Young Harts All I Got LP

Like most people in their mid-thirties, I’m a ’90s nostalgist through and through. This full-length really should be my bag, with its sound that sits somewhere between SHUDDER TO THINK and the early albums of SUPERDRAG. On paper that sounds awesome, and there are moments of brightness from track to track. Ultimately, it falls a little short for me, largely due to some real clunkers in the lyric department—”No need for lyrics / I’m an OGG” seems to sum it up on the otherwise snappy “Up in Flames.” There’s also the production, which sounds overly digital. On that same song, there’s what sounds like software reverb throughout, which takes me right out of the experience. The song structures are solidly built and the vocal melodies are generally the centerpiece, but executed in a way that shines a bit too over-affected. The overall sound strikes me as a band that probably would have made a competent tour opener two decades ago, but I’d probably go stand in the drink line during their set now. And lastly, the more plodding ballads have got to go, such as the acoustic “Still Shining” and album closer “Shun It Down.”

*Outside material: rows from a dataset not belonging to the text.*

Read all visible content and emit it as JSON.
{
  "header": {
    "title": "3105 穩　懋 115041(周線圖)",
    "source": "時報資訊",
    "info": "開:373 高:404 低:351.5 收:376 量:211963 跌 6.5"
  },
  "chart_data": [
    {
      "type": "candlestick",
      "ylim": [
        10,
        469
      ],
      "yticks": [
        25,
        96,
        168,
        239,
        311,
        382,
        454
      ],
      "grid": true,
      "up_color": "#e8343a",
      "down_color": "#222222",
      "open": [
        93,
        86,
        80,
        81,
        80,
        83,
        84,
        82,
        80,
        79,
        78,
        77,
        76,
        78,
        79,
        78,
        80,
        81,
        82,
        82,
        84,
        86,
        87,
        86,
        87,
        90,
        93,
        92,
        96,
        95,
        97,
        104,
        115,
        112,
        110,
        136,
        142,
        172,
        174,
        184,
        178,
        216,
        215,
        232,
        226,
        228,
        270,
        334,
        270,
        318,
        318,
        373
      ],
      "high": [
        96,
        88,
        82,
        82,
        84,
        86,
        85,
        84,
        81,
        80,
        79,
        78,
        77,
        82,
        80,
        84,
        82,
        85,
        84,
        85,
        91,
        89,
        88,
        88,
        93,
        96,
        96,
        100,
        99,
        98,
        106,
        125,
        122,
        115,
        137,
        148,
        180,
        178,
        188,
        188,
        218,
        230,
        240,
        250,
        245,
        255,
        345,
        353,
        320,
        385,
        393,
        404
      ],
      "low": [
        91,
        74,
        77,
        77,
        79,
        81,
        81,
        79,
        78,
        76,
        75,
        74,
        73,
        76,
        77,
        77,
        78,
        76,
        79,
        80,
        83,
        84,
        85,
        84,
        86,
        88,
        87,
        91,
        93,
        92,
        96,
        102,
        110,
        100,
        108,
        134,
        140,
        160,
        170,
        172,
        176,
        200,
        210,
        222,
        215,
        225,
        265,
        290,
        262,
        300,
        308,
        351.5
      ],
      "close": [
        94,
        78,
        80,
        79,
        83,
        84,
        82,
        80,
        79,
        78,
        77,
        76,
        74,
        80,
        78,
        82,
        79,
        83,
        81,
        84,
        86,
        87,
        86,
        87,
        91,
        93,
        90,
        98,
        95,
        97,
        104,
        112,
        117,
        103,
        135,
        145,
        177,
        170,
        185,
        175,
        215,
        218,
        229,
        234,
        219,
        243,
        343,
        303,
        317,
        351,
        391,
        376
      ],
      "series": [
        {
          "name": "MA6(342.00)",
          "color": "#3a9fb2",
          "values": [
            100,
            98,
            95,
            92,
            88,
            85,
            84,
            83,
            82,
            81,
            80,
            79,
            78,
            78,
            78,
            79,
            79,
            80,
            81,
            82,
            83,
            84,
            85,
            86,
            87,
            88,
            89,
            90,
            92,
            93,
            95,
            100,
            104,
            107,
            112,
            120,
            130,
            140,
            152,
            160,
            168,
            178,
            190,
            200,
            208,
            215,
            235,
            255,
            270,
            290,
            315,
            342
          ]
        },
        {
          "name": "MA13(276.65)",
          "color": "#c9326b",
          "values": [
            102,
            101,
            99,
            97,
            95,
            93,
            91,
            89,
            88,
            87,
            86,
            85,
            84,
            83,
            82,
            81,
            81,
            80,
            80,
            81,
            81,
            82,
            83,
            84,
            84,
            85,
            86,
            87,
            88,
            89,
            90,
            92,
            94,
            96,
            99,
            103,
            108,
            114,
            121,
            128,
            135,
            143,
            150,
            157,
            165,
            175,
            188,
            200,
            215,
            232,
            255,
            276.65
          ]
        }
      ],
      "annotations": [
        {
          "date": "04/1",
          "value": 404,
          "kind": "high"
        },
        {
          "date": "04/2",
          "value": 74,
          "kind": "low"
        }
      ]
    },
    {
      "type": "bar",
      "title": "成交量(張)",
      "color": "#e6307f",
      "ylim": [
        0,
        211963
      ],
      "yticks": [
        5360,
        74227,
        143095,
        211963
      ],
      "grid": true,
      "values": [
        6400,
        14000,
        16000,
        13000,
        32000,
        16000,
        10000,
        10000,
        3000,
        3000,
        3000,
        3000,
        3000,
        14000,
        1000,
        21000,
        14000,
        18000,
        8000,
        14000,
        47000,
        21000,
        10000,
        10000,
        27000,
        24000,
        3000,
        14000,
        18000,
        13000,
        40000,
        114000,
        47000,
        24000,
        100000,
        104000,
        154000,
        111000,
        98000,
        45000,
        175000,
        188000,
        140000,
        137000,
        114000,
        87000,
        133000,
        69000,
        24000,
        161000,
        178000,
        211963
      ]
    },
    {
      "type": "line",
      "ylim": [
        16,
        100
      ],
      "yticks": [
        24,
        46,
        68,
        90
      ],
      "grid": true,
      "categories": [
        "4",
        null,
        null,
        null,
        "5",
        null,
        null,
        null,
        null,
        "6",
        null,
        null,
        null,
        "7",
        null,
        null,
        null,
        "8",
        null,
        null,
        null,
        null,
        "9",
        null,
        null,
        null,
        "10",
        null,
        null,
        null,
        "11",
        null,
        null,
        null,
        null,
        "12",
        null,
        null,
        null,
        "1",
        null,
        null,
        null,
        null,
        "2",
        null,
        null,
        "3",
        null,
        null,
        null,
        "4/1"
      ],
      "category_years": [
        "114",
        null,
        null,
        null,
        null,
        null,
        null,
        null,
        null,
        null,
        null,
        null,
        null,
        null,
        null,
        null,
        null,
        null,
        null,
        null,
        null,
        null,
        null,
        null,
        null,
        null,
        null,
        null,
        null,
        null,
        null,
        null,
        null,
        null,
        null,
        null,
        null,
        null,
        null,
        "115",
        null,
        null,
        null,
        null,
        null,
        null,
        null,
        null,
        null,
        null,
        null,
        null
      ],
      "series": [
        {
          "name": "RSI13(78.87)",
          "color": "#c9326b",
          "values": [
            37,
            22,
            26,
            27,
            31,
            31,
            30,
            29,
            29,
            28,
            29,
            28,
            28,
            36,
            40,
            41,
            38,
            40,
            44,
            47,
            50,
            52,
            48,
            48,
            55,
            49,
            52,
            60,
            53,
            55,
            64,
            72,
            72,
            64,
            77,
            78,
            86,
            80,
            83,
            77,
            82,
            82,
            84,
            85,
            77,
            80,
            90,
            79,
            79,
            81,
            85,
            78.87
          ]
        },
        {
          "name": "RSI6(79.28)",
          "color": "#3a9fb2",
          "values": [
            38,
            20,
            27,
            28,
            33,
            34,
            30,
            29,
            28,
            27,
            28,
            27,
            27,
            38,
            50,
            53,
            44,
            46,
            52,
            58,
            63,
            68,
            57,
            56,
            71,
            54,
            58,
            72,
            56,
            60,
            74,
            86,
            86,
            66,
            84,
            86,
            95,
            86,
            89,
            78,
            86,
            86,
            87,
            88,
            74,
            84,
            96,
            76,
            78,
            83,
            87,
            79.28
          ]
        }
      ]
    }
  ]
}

חרדה (Jarada) מעגל שנאה (Ma’agal Sina’a) 12″

Following their first album in 2018, JARADA comes back with this one-sided 12″ with eight hardcore punk, raw, chaotic, aggressive gem songs. This Tel Aviv band makes us feel the struggle to live in hostile territory, and brings us a cultural and political debate in their lyrics, both in Hebrew or English. If you like bands like EXIT ORDER and ARMS RACE, you should definitely listen to them.

חרדה (Jarada) No Co-Existence With…12″

This is a cool one: punk from Tel Aviv sung entirely in Hebrew. JARADA plays tough and heavy hardcore songs about the oppressive system they live in, and boy, do they seem pissed. Each and every song here is angrier than the next, and rightfully so! These guys are living in a world of corrupt police, religious extremism, and general apathy towards it all. Sound familiar? Loud, fast, and hard is the name of the game sonically, each song pummeling forward with crunchy riffs and hoarse vocals, and even though I don’t understand the language, I can understand loud and clear what these guys are expressing in songs like “Inertia,” or the excellently titled “Tear Down the Settlements and Sentence Their Leaders.” If you like your music politically minded and desperate, check this out.